All you political experts know that the committee is where bills go to die. Although, make no mistake, they can be resurrected like Lazarus at some future day and time.
Remember Fred’s Golden Rule: He who has the gold makes the rules!
One of the bills is just outrageous, job killing in a time the nation is trying to dig out of a recession, and at a time when gasoline prices are whatever the desert chieftains and Big Oil say it is.
This bill put together by the career politician U.S. Rep. Steve Cohen, D-TN, should die an inglorious death. You will recall that last year Mr. Cohen sponsored a bill that would hike pipe tobacco excise taxes to ‘‘$24.78’’ per pound. He called it a ‘Tobacco Tax Parity Act,” or HR 4439.
It would have been better to label it the Unfair Tax And Job Annihilating Act.
The bill was co-sponsored by Rep. Lloyd Doggett, D-Texas, and since its introduction in last year’s Congress, the Cohen disaster has not seen the light of day out of the House Committee on Ways and Means. Here is hoping Mr. Cohen’s idea of tax parity is dead on arrival.
The other bill you need to watch is HR 1639, which is the Cigar Manufacturing and Small Business Jobs Preservation Act of 2011, introduced by Rep. Bill Posey, R-Fla. April 15, 2011.
That bill is now in the House Committee on Energy and Commerce.
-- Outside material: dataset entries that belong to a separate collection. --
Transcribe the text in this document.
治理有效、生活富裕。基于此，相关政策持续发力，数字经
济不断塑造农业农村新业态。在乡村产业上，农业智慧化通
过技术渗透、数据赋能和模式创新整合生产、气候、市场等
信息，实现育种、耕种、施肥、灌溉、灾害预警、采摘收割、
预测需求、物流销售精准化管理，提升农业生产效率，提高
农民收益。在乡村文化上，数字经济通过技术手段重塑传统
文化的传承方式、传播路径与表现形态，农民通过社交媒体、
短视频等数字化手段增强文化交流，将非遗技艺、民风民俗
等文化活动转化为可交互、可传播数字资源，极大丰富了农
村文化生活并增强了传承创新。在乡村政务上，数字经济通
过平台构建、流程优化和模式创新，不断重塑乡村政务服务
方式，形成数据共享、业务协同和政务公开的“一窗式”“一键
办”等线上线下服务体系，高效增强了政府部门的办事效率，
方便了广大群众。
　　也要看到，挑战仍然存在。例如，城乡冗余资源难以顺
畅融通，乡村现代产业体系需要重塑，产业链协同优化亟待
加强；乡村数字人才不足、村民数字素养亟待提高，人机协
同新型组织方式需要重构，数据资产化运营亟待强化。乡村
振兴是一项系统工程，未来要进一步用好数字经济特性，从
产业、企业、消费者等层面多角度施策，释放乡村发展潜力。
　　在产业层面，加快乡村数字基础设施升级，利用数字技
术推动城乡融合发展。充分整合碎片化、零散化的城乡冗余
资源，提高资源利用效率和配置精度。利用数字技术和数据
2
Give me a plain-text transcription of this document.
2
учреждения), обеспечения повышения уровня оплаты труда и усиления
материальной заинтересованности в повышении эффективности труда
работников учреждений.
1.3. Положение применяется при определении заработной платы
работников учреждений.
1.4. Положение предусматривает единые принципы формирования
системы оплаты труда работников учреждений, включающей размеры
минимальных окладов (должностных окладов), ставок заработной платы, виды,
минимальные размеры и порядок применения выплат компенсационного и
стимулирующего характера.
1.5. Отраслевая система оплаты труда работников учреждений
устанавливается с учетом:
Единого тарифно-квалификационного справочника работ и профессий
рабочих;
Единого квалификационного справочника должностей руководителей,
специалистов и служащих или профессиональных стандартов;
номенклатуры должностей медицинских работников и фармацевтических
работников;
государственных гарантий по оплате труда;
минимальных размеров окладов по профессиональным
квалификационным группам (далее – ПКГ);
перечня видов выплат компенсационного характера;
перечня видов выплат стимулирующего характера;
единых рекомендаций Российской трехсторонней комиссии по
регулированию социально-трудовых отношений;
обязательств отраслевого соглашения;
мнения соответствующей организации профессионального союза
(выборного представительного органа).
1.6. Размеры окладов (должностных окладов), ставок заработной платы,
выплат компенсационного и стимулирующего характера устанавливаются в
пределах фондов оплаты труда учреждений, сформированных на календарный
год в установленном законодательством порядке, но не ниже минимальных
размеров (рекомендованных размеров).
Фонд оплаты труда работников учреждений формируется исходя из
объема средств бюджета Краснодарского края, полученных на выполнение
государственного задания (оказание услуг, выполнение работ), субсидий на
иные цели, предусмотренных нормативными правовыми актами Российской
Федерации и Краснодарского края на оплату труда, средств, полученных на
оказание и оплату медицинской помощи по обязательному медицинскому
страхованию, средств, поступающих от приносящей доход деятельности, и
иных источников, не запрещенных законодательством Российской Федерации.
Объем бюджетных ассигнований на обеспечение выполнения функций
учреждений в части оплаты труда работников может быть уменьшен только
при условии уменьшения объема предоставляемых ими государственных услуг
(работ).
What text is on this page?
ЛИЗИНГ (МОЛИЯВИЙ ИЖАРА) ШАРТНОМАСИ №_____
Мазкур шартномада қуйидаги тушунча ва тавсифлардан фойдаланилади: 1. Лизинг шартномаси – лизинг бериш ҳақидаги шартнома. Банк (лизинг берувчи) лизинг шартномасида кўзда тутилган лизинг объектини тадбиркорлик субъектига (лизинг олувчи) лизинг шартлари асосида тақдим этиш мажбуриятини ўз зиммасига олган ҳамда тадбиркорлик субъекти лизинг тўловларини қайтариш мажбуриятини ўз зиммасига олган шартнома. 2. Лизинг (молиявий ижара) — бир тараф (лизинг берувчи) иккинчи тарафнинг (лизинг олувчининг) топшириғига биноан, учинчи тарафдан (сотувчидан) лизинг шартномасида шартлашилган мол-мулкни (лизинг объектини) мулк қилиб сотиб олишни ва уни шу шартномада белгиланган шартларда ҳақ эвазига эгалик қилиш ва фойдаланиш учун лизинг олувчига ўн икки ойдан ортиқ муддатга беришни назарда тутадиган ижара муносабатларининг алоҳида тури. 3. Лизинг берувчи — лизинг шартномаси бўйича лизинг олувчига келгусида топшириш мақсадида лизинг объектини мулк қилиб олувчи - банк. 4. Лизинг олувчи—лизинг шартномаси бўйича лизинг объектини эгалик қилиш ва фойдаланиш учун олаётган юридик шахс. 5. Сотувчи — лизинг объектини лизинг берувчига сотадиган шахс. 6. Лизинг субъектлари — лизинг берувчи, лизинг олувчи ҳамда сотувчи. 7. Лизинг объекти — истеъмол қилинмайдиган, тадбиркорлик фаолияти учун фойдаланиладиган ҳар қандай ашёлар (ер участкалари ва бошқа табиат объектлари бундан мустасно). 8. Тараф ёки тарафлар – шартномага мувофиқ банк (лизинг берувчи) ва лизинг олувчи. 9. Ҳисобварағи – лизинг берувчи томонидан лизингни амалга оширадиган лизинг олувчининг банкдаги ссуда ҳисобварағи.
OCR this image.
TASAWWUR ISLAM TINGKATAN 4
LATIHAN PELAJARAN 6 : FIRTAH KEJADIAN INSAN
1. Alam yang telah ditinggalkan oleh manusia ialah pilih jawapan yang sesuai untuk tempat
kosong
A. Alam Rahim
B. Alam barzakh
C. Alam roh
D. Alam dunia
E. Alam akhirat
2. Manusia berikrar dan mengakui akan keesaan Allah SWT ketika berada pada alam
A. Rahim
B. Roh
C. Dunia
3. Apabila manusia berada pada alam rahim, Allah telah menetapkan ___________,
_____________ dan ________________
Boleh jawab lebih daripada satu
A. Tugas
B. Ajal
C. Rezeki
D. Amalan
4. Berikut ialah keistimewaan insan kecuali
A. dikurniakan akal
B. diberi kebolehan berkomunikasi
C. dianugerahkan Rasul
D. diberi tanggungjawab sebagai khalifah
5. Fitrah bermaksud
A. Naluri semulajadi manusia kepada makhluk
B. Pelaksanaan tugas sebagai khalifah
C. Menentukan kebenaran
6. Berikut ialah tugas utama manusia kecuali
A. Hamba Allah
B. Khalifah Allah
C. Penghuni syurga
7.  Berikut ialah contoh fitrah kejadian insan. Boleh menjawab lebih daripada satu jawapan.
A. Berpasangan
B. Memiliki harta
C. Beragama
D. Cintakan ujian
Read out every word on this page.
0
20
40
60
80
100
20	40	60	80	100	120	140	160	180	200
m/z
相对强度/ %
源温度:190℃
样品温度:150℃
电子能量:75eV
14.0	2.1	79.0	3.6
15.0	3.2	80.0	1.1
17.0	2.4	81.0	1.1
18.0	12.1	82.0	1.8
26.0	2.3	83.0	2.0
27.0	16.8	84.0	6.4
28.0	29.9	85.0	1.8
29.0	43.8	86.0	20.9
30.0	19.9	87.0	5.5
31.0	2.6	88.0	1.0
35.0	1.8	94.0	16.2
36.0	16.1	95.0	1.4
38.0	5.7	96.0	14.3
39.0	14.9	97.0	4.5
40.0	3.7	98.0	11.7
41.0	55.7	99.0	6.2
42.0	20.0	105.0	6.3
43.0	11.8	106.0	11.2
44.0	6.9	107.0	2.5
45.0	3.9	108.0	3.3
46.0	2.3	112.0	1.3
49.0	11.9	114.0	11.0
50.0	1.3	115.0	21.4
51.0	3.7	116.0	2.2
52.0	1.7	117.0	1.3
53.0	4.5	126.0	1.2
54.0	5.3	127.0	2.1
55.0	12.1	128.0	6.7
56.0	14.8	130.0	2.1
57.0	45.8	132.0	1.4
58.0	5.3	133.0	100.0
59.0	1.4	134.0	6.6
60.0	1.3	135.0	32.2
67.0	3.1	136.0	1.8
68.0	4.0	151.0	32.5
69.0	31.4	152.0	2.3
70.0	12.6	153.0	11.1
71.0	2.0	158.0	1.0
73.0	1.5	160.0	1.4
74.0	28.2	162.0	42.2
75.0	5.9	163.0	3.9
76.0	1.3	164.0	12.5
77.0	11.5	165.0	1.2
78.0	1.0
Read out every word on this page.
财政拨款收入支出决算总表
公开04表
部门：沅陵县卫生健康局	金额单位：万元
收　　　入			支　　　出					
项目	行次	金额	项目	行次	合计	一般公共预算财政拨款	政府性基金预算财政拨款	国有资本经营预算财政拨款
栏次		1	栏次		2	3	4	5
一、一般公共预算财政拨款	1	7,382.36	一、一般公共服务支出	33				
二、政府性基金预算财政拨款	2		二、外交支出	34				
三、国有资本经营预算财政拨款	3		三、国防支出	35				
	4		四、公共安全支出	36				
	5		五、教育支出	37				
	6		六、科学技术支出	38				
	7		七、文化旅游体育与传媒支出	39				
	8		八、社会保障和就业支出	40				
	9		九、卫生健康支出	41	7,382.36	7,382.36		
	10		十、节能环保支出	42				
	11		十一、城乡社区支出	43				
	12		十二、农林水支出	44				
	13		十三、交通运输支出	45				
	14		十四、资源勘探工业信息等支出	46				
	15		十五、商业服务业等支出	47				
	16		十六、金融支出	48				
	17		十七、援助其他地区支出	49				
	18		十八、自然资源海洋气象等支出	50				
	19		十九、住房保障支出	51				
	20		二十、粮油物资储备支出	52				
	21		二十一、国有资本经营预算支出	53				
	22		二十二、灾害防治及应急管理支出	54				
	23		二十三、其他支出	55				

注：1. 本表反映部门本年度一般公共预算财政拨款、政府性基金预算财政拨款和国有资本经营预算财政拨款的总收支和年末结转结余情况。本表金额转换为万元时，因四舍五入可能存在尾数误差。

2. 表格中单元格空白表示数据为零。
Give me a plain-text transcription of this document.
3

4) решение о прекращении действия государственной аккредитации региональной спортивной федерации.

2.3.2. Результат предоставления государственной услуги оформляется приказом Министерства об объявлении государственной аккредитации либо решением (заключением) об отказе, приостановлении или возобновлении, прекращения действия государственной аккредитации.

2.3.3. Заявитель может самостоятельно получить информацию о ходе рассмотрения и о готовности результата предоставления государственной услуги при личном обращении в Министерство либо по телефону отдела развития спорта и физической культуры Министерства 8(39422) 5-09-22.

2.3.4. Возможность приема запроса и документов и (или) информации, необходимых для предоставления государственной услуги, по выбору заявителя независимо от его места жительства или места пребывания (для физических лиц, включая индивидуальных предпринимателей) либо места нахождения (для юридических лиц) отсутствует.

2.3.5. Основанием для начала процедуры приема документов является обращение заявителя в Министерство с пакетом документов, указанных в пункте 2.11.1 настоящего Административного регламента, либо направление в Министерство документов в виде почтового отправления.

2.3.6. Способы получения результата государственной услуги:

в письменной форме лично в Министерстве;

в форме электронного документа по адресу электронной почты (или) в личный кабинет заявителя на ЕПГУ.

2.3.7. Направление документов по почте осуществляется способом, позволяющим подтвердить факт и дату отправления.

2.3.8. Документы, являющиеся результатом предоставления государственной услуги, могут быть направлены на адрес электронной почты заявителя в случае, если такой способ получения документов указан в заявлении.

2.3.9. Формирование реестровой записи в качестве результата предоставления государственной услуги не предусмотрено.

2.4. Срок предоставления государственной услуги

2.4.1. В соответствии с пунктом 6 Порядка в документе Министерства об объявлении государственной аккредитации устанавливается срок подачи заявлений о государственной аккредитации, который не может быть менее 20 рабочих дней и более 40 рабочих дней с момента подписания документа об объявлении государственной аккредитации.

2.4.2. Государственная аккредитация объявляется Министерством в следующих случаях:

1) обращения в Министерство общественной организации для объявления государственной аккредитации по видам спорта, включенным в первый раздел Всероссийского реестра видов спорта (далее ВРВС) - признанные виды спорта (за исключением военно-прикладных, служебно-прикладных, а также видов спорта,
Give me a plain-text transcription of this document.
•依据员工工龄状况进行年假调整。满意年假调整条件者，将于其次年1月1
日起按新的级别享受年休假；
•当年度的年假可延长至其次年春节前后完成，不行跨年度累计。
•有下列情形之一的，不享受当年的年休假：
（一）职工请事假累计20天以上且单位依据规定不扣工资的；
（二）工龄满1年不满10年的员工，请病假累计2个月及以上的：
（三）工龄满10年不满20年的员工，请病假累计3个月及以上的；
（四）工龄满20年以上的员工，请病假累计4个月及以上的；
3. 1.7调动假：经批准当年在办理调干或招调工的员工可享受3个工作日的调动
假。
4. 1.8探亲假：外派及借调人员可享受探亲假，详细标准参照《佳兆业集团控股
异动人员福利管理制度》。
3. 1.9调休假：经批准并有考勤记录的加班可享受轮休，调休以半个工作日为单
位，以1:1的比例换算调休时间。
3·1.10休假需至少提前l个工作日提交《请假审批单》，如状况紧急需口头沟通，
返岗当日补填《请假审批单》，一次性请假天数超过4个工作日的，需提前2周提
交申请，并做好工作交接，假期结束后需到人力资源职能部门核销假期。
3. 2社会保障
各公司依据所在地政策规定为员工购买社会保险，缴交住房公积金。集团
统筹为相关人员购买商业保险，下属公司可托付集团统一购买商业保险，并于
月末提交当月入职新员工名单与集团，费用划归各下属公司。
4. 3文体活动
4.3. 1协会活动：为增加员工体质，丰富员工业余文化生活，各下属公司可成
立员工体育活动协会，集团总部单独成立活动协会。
In general it says the FDA will not have authority to set regulations for large and premium cigars.
The unique thing about the cigar bill, which recognizes that if you bust up the mom and pop cigar stores you are going to lose an awful lot of jobs, is that it is sponsored by nine Republicans and one Democrat. Of the 10 co-sponsors of the bill, only one Republican from the Deep South backed the bill, and that was Kentucky’s Rep. Harold Rogers.
Presumably, the other Southern Republicans are not worried about jobs.
Four co-sponsors are from Florida, one from Oklahoma and one from Texas.
The lone Dem is Rep. Kathy Castor, from Florida’s 11th Congressional District. It is a large political district that includes most of Tampa and portions of Hillsborough County, Manatee County and Pinellas County.
Any of you folks in those counties should take the time to thank Castor for her courage. It ain’t easy to swim against the anti riptide.
The only trouble I see down the road from the Posey bill is that it mentions only “premium cigars.” We need similar legislative action for pipe tobacco and the hundreds of U.S. pipe tobacco manufacturers who are also small businesses that stand to lose not only their livelihoods, but that of their many, many workers.
You can find out a great deal more about congress and what your elected politicians are up to by going to the Library of Congress’s “Thomas” web site. You can find it at Thomas at Library of Congress.
And please don’t forget that a big, big national election is coming up in 2012. Support those who support you and vote out those who oppose your way of life, liberty and the pursuit of happiness.
It’s time to stand up, stand tall and stand pat as my old Army drill instructor used to say.